Aside from the general uncomfortable nature, effort is another issue. If both sides aren't as equally committed to friendship as they were in their relationship, the future is doomed. If you both aren't fighting to manipulate what you had into something else, it won't work. Just like a romantic relationship, friendships too thrive on a 50/50 split.

The remaining problem I like to file under the whoops! category, as in "Whoops! We keep sleeping together." Many couples find themselves back in bed, not as boyfriend and girlfriend, not as friends with benefits, just... screwed. From this perpetuates the very bad and very stupid idea of staying together because it's easy or because the semester (or college in general) is almost done and then it will really be over. The only thing that's downsized when you go back to something you know isn't right is your self-respect. 

You'll find plenty of ex-couples as acquaintances. They say hello, chat for five minutes and seem fine on the surface. But the twinges of pain that he feels when she's with her new boyfriend are still felt, however well hidden they may be. Your ex-girlfriend does not want to hear the details of your new relationship. Even if you turn to her with good intent, the ex will sense vengeance and would rather talk about pretty much anything but her replacement.  

Many people who are good friends with an ex are either in love with that person or completely oblivious to the fact that their ex is still in love with them. I have yet to find couples that no longer harbor romantic feelings and have been able to accept loving one another simply as friends. It's not going from all to nothing, but it sure as hell is taking giant steps back.  

I guess we refuse to take a defeatist position when it comes to love. No one wants to accept the fact that we can't handle taking a lesser position.

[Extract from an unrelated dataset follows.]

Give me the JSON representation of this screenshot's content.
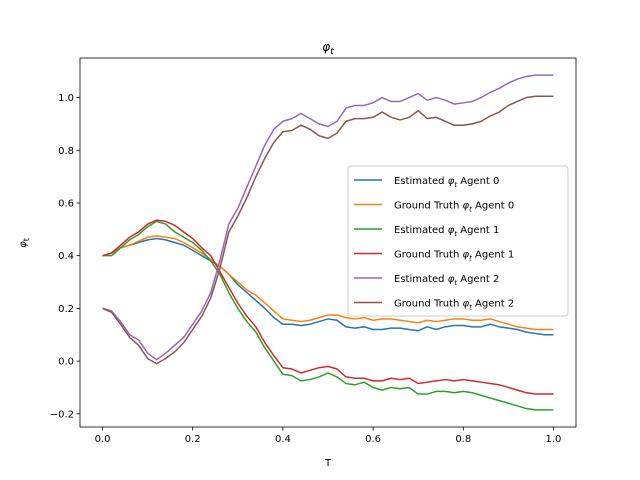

Being demoted at a job is bad enough, but when it comes to personal life, economizing is brutal to the heart, soul and ego. So we attempt to downsize and fail. We gather up the pieces, work the relationship and the person out of our lives (for the most part) and move on. 

Yes there are the cases where it does work. Call them miracles or super-couples who are better equipped for jumping backwards on the relationship spectrum. Those of us who can't handle emotional downsizing aren't superheroes. We're not lacking some insight or experience; we're normal, and this is one case where being ordinary is fine by me. 

Jen Wlach is a Trinity senior. Her column appears every other Wednesday.